Se curtió siendo niño, me decía...
Crecí en las calles de Unidad Modelo, un barrio bravo: las peleas eran allí continuas. A los 13 años ya me habían roto la nariz varias veces, y por eso hoy no tengo olfato...
(...)
¿Cuáles eran sus sueños entonces?
Ser escritor, director de cine y deportista profesional. Cuando se lo dije al profesor, me soltó: "Tú eres un inmaduro".
En vez de animarle.
Y fui futbolista, leñero. Bueno, pero me expulsaban siempre... Y, luego, baloncestista: ahí sí era elegante y preciso. Pero me aburrí de las riñas de los entrenadores... Y decidí entrenarme como boxeador. Pero enfermé.
¿Qué le pasó?
Padecí una inflamación vírica del pericardio, y el médico me dijo que podía morir. Estuve meses en cama. Un día miré mis manos y las vi ya como un cadáver. Y les di una orden: "Acariciaréis la piel que debéis acariciar, romperéis sólo la cara que debáis romper, y escribiréis una obra". Y dejé a la chica con la que iba para ir en busca de Maru..., y dejé de pelear..., y me puse a escribir.
Y hasta hoy, ¿no?
Escribo contra la muerte.

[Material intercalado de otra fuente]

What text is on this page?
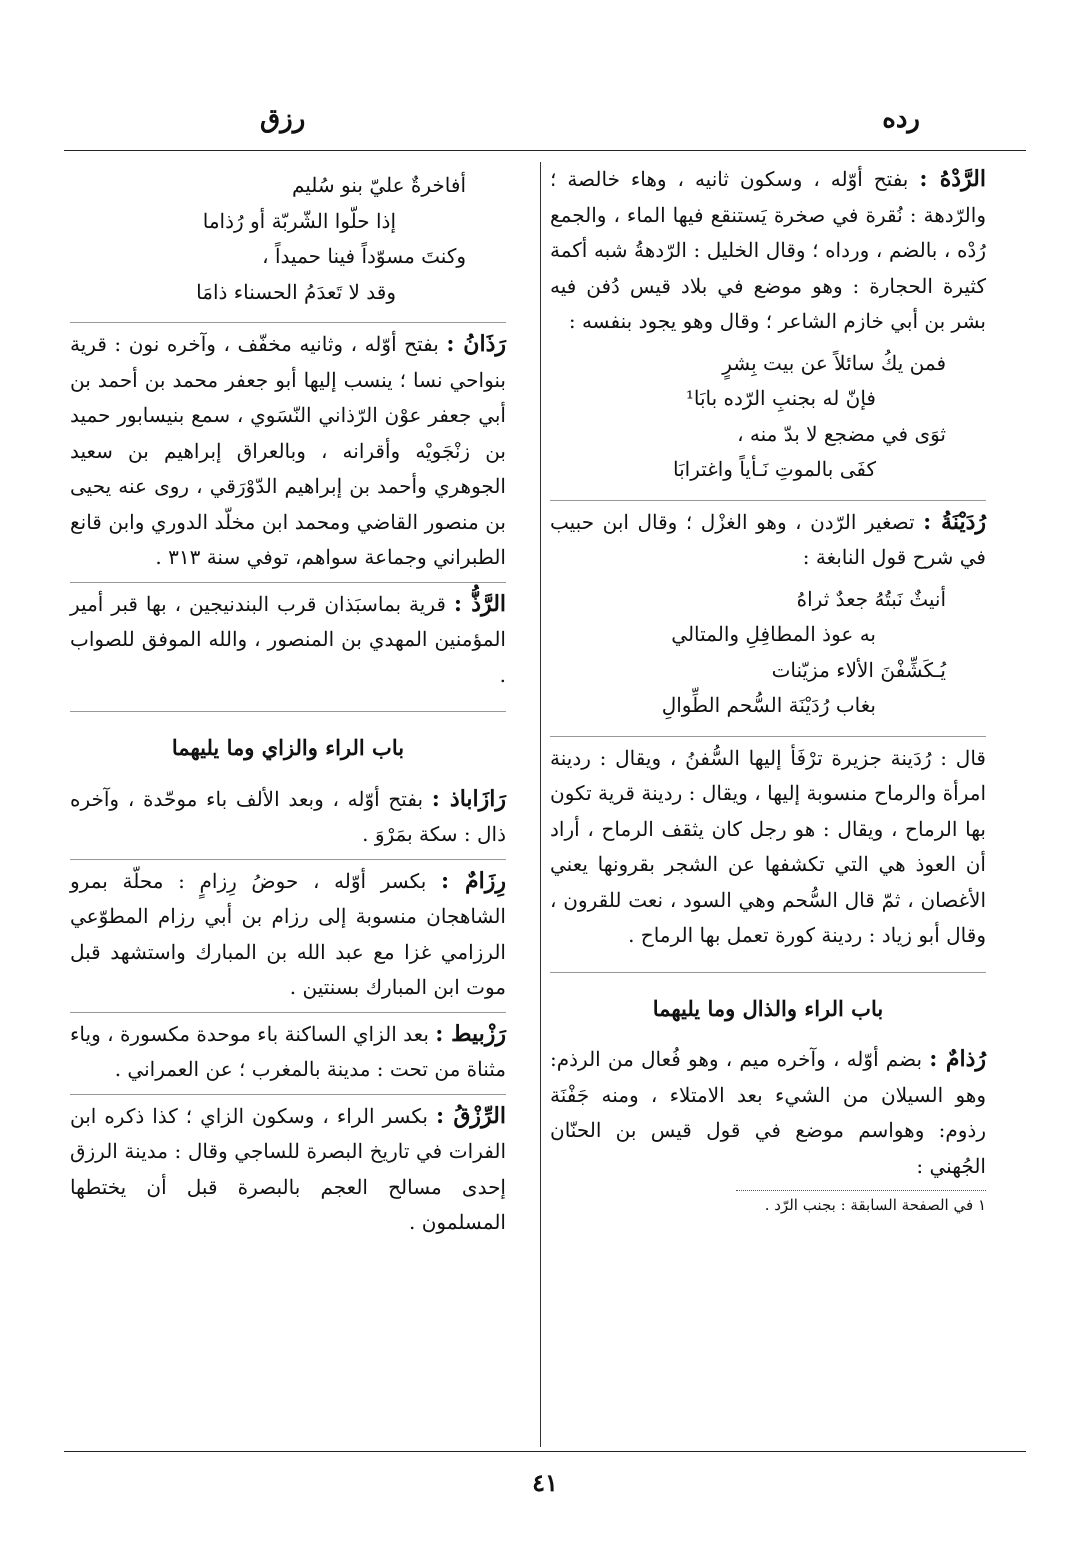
رده
رزق

الرَّدْهُ : بفتح أوّله ، وسكون ثانيه ، وهاء خالصة ؛ والرّدهة : نُقرة في صخرة يَستنقع فيها الماء ، والجمع رُدْه ، بالضم ، ورداه ؛ وقال الخليل : الرّدهةُ شبه أكمة كثيرة الحجارة : وهو موضع في بلاد قيس دُفن فيه بشر بن أبي خازم الشاعر ؛ وقال وهو يجود بنفسه :

فمن يكُ سائلاً عن بيت بِشرٍ
فإنّ له بجنبِ الرّده بابَا¹
ثوَى في مضجع لا بدّ منه ،
كفَى بالموتِ نَـأياً واغترابَا

رُدَيْنَةُ : تصغير الرّدن ، وهو الغزْل ؛ وقال ابن حبيب في شرح قول النابغة :

أنيثٌ نَبتُهُ جعدٌ ثراهُ
به عوذ المطافِلِ والمتالي
يُـكَشِّفْنَ الألاء مزيّنات
بغاب رُدَيْنَة السُّحم الطِّوالِ

قال : رُدَينة جزيرة ترْفَأ إليها السُّفنُ ، ويقال : ردينة امرأة والرماح منسوبة إليها ، ويقال : ردينة قرية تكون بها الرماح ، ويقال : هو رجل كان يثقف الرماح ، أراد أن العوذ هي التي تكشفها عن الشجر بقرونها يعني الأغصان ، ثمّ قال السُّحم وهي السود ، نعت للقرون ، وقال أبو زياد : ردينة كورة تعمل بها الرماح .

باب الراء والذال وما يليهما

رُذامٌ : بضم أوّله ، وآخره ميم ، وهو فُعال من الرذم: وهو السيلان من الشيء بعد الامتلاء ، ومنه جَفْنَة رذوم: وهواسم موضع في قول قيس بن الحنّان الجُهني :

١ في الصفحة السابقة : بجنب الرّد .
أفاخرةٌ عليّ بنو سُليم
إذا حلّوا الشّربّة أو رُذاما
وكنتَ مسوّداً فينا حميداً ،
وقد لا تَعدَمُ الحسناء ذامَا

رَذَانُ : بفتح أوّله ، وثانيه مخفّف ، وآخره نون : قرية بنواحي نسا ؛ ينسب إليها أبو جعفر محمد بن أحمد بن أبي جعفر عوْن الرّذاني النّسَوي ، سمع بنيسابور حميد بن زنْجَويْه وأقرانه ، وبالعراق إبراهيم بن سعيد الجوهري وأحمد بن إبراهيم الدّوْرَقي ، روى عنه يحيى بن منصور القاضي ومحمد ابن مخلّد الدوري وابن قانع الطبراني وجماعة سواهم، توفي سنة ٣١٣ .

الرَّذُّ : قرية بماسبَذان قرب البندنيجين ، بها قبر أمير المؤمنين المهدي بن المنصور ، والله الموفق للصواب .

باب الراء والزاي وما يليهما

رَازَاباذ : بفتح أوّله ، وبعد الألف باء موحّدة ، وآخره ذال : سكة بمَرْوَ .

رِزَامٌ : بكسر أوّله ، حوضُ رِزامٍ : محلّة بمرو الشاهجان منسوبة إلى رزام بن أبي رزام المطوّعي الرزامي غزا مع عبد الله بن المبارك واستشهد قبل موت ابن المبارك بسنتين .

رَزْبيط : بعد الزاي الساكنة باء موحدة مكسورة ، وياء مثناة من تحت : مدينة بالمغرب ؛ عن العمراني .

الرِّزْقُ : بكسر الراء ، وسكون الزاي ؛ كذا ذكره ابن الفرات في تاريخ البصرة للساجي وقال : مدينة الرزق إحدى مسالح العجم بالبصرة قبل أن يختطها المسلمون .

٤١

Por eso soy perfeccionista: un día seré un cadáver, pero lo que escribo quedará y quiero que sea bueno.
(Guillermo Arriaga, guionista de Amores perros y 21 gramos, entrevistado por Víctor-M. Amela en la Contra, de La Vanguardia. No se puede enlazar. Una pena. Sigo sin entender que no lo permitan, pero así es.)